Middle East North Africa
- Rolls Royce will provide MTU diesel engines to the Turkish Coast Guard for use in their six new search and rescue vessels currently under construction at Damen Shipyards. Ankara is expecting all of the boats to be delivered by the end of 2017 with the EU providing financial support for the effort. Since 2015, the UK has sold $405 million-worth of arms to Turkey, representing a growing market for UK defense exports. However, human rights and anti-arms trade campaigners have criticized the deals, saying London is putting arms deals ahead of human rights, a reference to the ongoing political crackdown by Turkish authorities in the wake of a failed coup against the Erdogan regime.

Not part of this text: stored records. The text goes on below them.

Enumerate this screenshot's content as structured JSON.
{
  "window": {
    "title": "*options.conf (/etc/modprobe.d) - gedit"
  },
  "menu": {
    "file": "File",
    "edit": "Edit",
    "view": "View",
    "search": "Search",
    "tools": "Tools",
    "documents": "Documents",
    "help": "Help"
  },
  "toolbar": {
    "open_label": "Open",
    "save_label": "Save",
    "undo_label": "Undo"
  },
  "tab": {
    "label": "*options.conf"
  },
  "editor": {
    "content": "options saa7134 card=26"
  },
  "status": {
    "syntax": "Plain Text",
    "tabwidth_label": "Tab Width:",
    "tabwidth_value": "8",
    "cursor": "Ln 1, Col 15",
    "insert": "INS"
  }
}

- Safran Electronics will acquire fellow French aerospace firm Zodiac Aerospace in a $9 billion deal, creating the world’s third-largest aircraft equipment provider. Following the acquisition of Zodiac, Safran will gain access to the companies assets, which include seats, cabin interiors, power distribution, and fuel equipment. Safran says it will use its new capabilities to push for the development of “more electrical aircraft.” The pending merger will now be subject to approval from regulatory agencies and is expected to be finalized by early 2018.
- UK PM Teresa May has come under fire following news that ministers covered up a failed test of the Trident nuclear deterrent weeks before a crucial Commons vote on the future of the £40 billion program. Previous tests have been publicized by the Government. Details of the test, which happened last July, still remain undisclosed to the public, and opposition MPs are calling for an inquiry into the incident.

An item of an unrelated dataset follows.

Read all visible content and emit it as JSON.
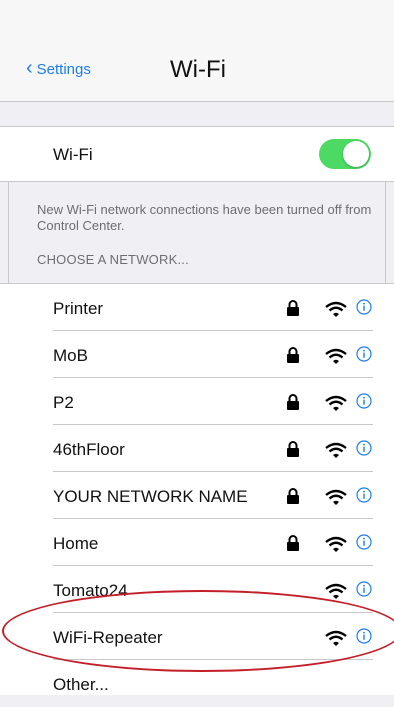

- Stocks of certain munitions in the Indian armed forces are so low, they are at half the reserves necessary to conduct 40 days of intense fighting. Urgent requirements for the Indian Air Force call for 50,000 rounds of 30mm ammunition for the GSh-30-1 gun and more than 60,000 rounds of 12.7 mm ammunition to be fired from the Yak-B Gatling gun. The munitions are used on IAF Su-30MKI and Mi-35 platforms. Efforts in the last three months have seen New Delhi rush to buy $1 billion worth of arms and ammunition from Russia and Israel for the Indian Army and Navy under a fast track procedure instead of relying on the notoriously slow bureaucratic channels.
- Confusion is rife in Indonesia as military and government fail to collaborate over the purchase of AW101 helicopters. Defense Minister Ryamizard Ryacud told reporters that he needs to “coordinate” with the new Air Force chief over the procurement. Initially planned to be used as Presidential VIP transport before being scrapped by President Joko “Jokowi” Widodo, the deal was then pursued by the air force for use in combat and rescue operations.